Sophie Magdalene of Brandenburg-Kulmbach (28 November 1700) was born in Castle Schonberg, to Christian Heinrich, Margrave of Brandenburg-Bayreuth-Kulmbach by his wife, Countess Sophie Christiane of Wolfstein. She was raised at the court of the Queen of Poland, Christiane Eberhardine of Brandenburg-Bayreuth, in Saxony.
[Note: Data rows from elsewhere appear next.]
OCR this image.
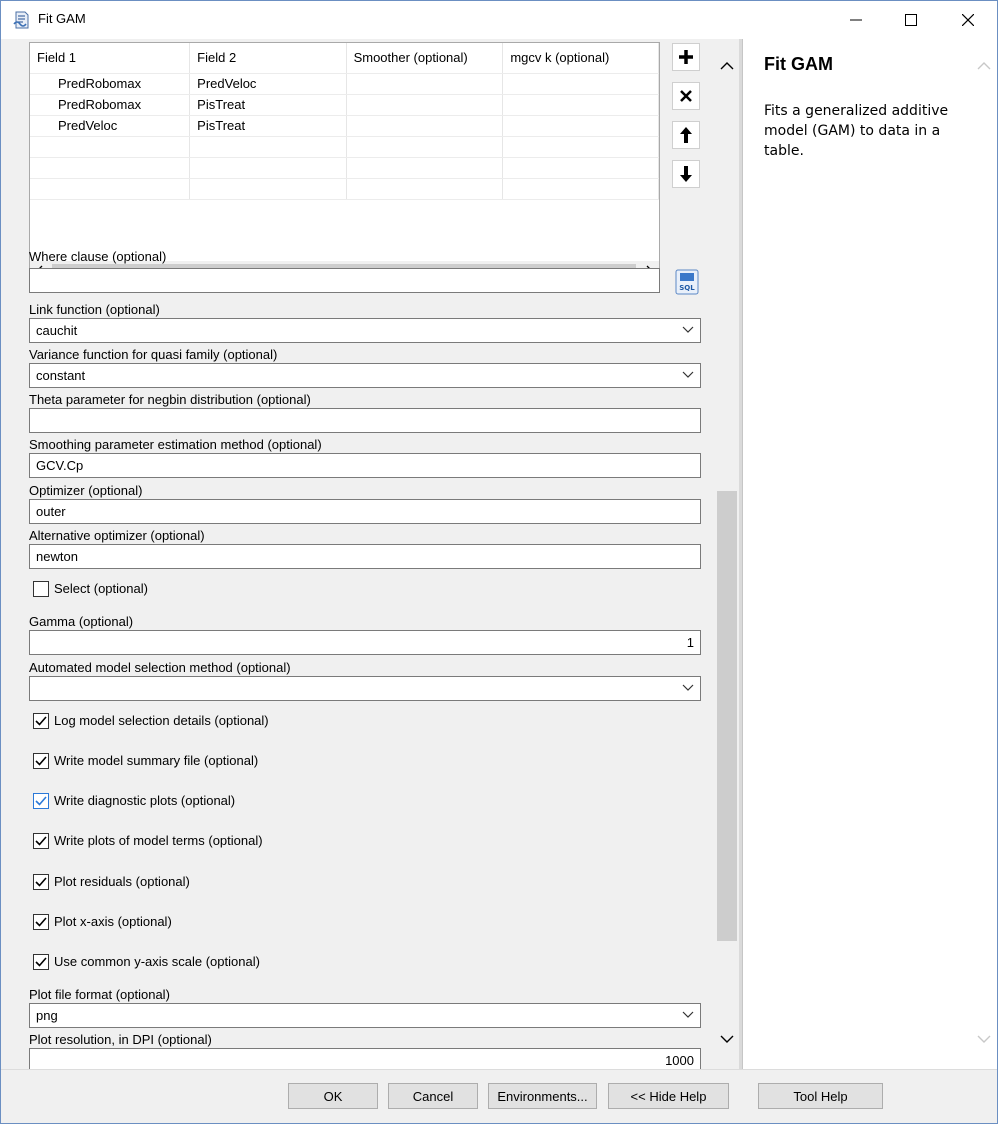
Fit GAM
Field 1	Field 2	Smoother (optional)	mgcv k (optional)
PredRobomax	PredVeloc		
PredRobomax	PisTreat		
PredVeloc	PisTreat		

Where clause (optional)
SQL
Link function (optional)
cauchit
Variance function for quasi family (optional)
constant
Theta parameter for negbin distribution (optional)
Smoothing parameter estimation method (optional)
GCV.Cp
Optimizer (optional)
outer
Alternative optimizer (optional)
newton
Select (optional)
Gamma (optional)
1
Automated model selection method (optional)
Log model selection details (optional)
Write model summary file (optional)
Write diagnostic plots (optional)
Write plots of model terms (optional)
Plot residuals (optional)
Plot x-axis (optional)
Use common y-axis scale (optional)
Plot file format (optional)
png
Plot resolution, in DPI (optional)
1000
Fit GAM
Fits a generalized additive model (GAM) to data in a table.
OK	Cancel	Environments...	<< Hide Help	Tool Help
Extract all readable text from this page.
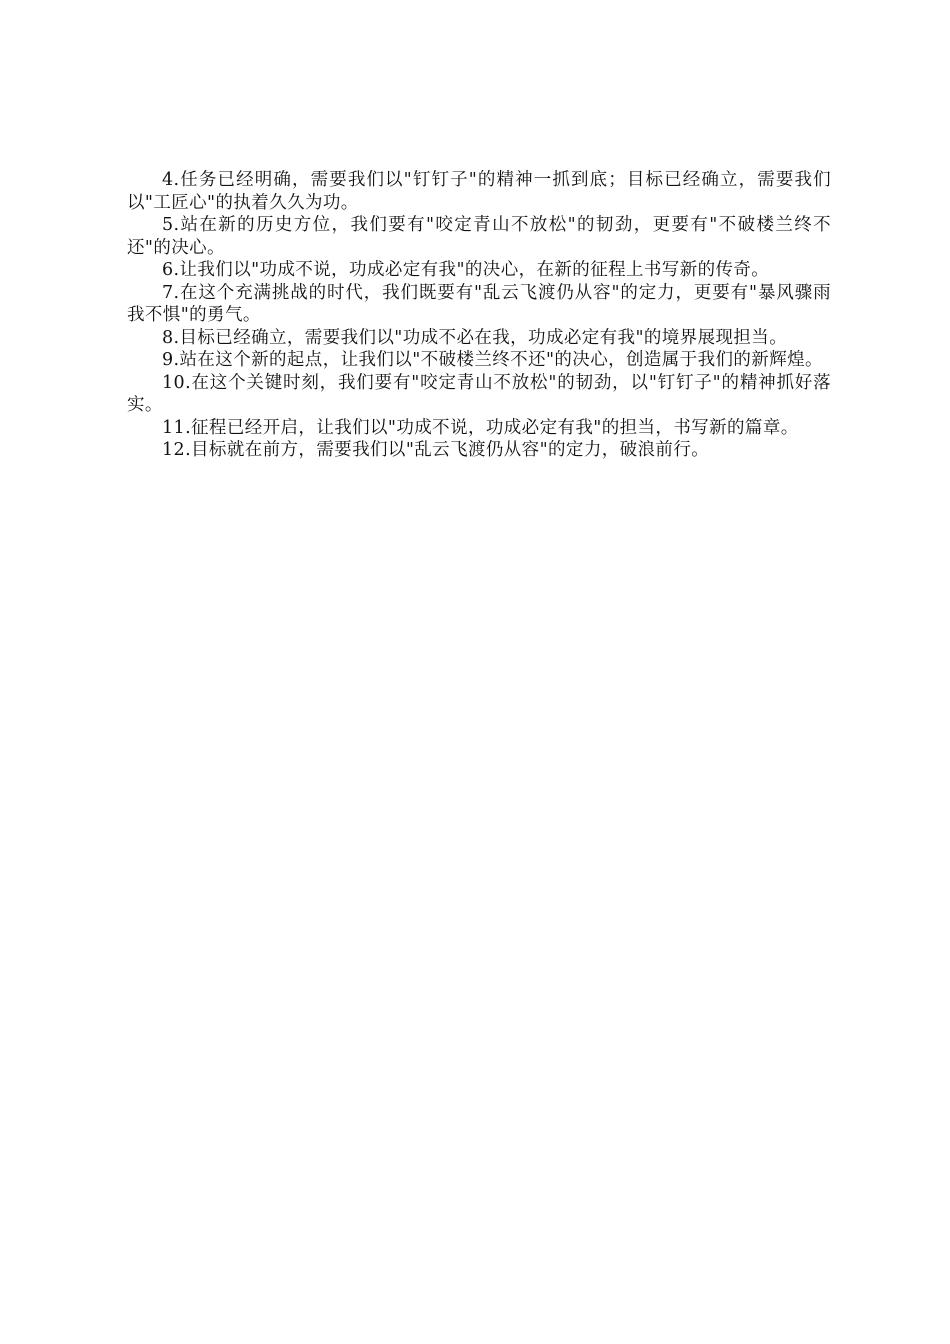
4.任务已经明确，需要我们以"钉钉子"的精神一抓到底；目标已经确立，需要我们以"工匠心"的执着久久为功。

5.站在新的历史方位，我们要有"咬定青山不放松"的韧劲，更要有"不破楼兰终不还"的决心。

6.让我们以"功成不说，功成必定有我"的决心，在新的征程上书写新的传奇。

7.在这个充满挑战的时代，我们既要有"乱云飞渡仍从容"的定力，更要有"暴风骤雨我不惧"的勇气。

8.目标已经确立，需要我们以"功成不必在我，功成必定有我"的境界展现担当。

9.站在这个新的起点，让我们以"不破楼兰终不还"的决心，创造属于我们的新辉煌。

10.在这个关键时刻，我们要有"咬定青山不放松"的韧劲，以"钉钉子"的精神抓好落实。

11.征程已经开启，让我们以"功成不说，功成必定有我"的担当，书写新的篇章。

12.目标就在前方，需要我们以"乱云飞渡仍从容"的定力，破浪前行。
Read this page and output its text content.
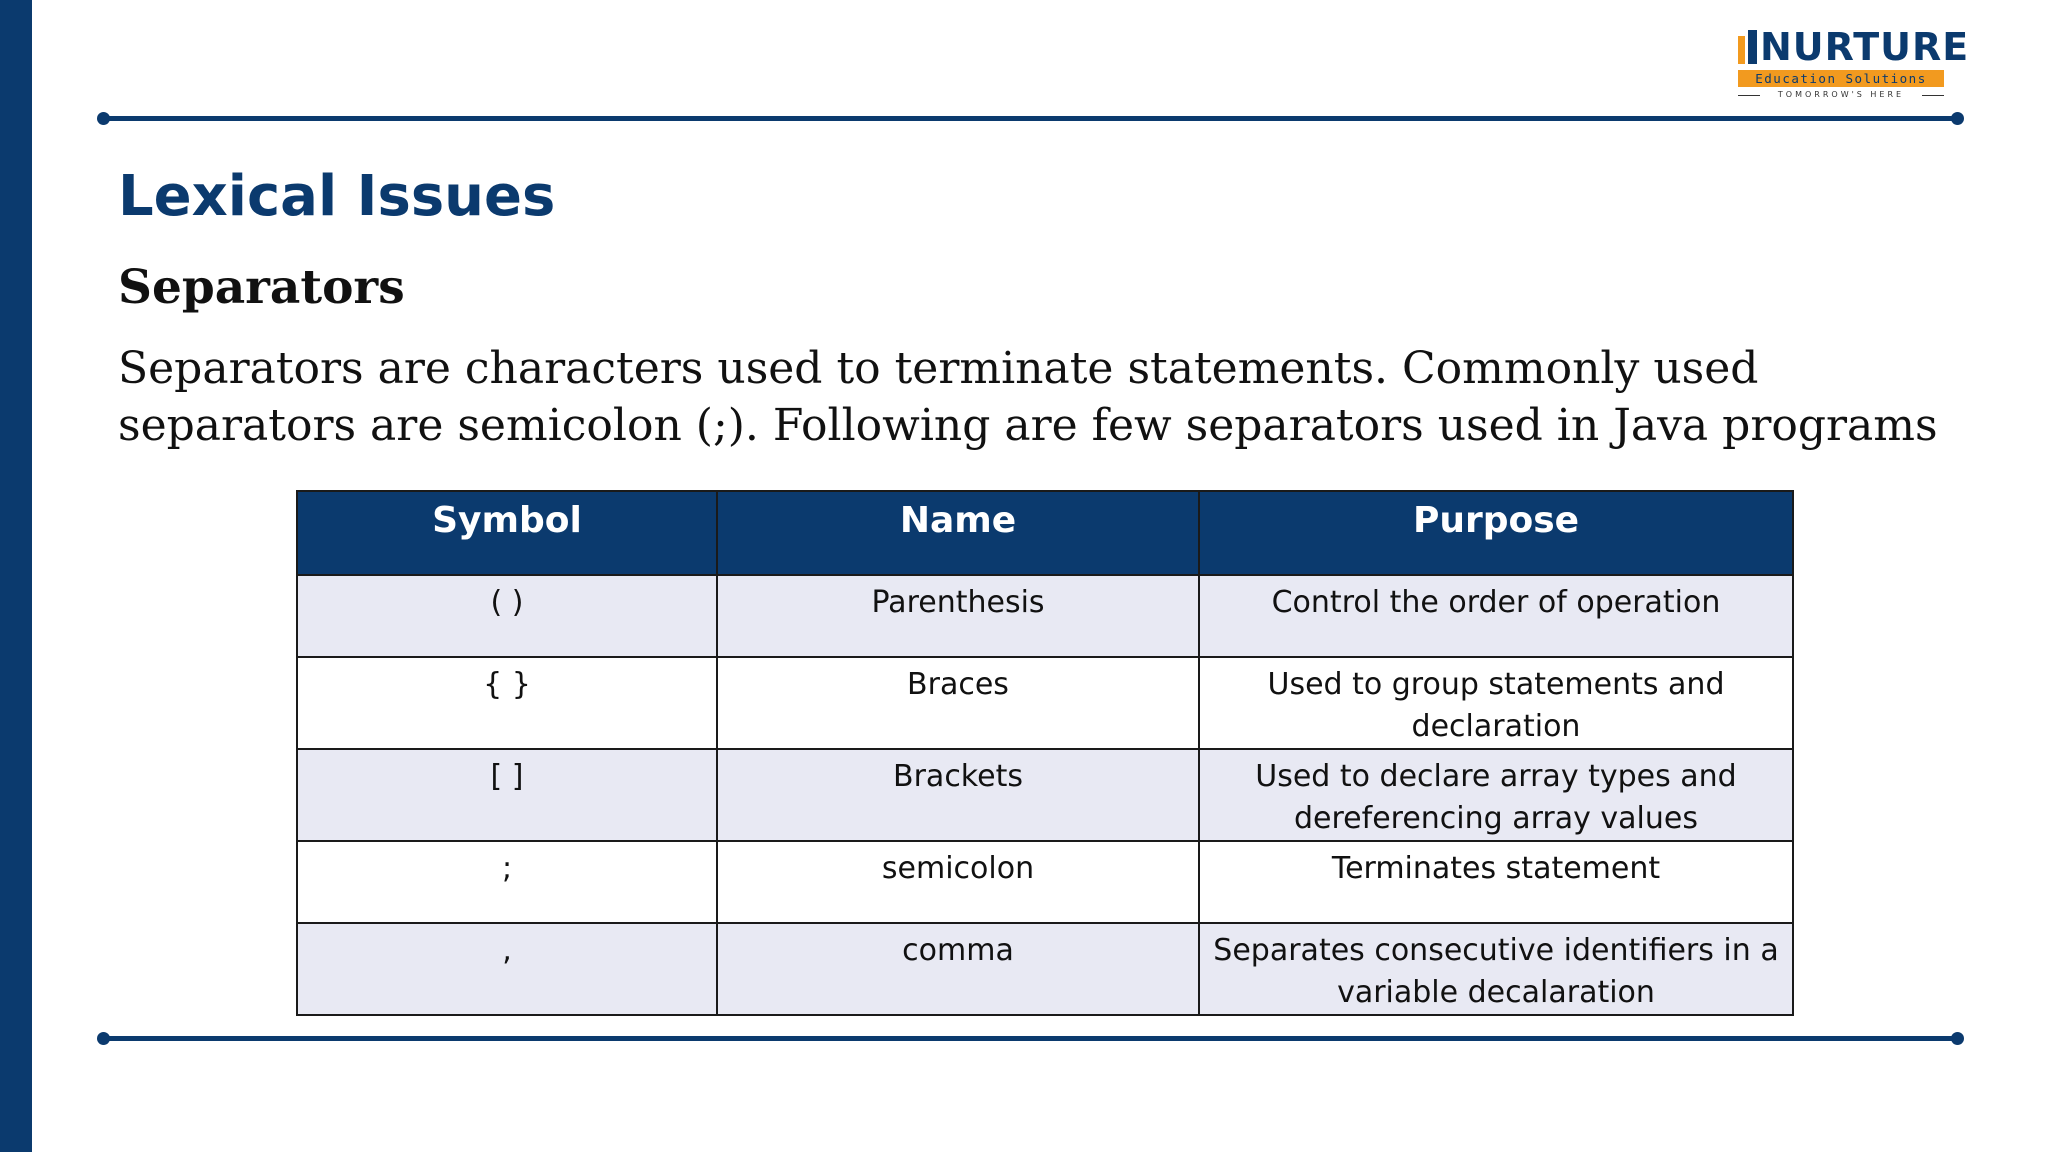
NURTURE
Education Solutions
TOMORROW'S HERE
Lexical Issues
Separators

Separators are characters used to terminate statements. Commonly used separators are semicolon (;). Following are few separators used in Java programs

Symbol	Name	Purpose
( )	Parenthesis	Control the order of operation
{ }	Braces	Used to group statements and declaration
[ ]	Brackets	Used to declare array types and dereferencing array values
;	semicolon	Terminates statement
,	comma	Separates consecutive identifiers in a variable decalaration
King Frederick IV of Denmark allowed his son, Crown Prince Christian, to find a suitable bride. During a trip through Europe accompanied by Chancellor Ulrik Adolf Holstein the Crown Prince met Sophie Magdalene while she was serving as lady-in-waiting of the Queen of Poland at the Pretzsch Castle. She came from a small (the Margraviate of Kulmbach was not greater than Lolland-Falster), insignificant, relatively poor and large German princely family (she had 13 siblings); however, the King gave his permission. In the Crown Prince's letters he wrote that he fell for Sophie Magdalene's intense religiosity, which matched with his own beliefs. It would affect his later reign. The wedding took place on 7 August 1721 at Pretzsch Castle in Saxony.
Sophie Magdalene led an extravagant lifestyle - despite Denmark's faltering economy.
When Frederick IV died in 1730, Christian VI and Sophie Magdalene were crowned King and Queen of Denmark and Norway. She was behind the making of a new Danish queen's crown. Queen Sophie Magdelene established the collection of crown jewels when she bequeathed a large part of her jewellery for that purpose. This includes the emeralds given to Sophie by King Christian VI upon the birth of the future Frederik V.
The royal couple's life together was harmonious and her spouse respected and trusted her, but they were not popular. Sophie Magdalene was accused of creating a certain closedness around the Court and the royal family. They had three children.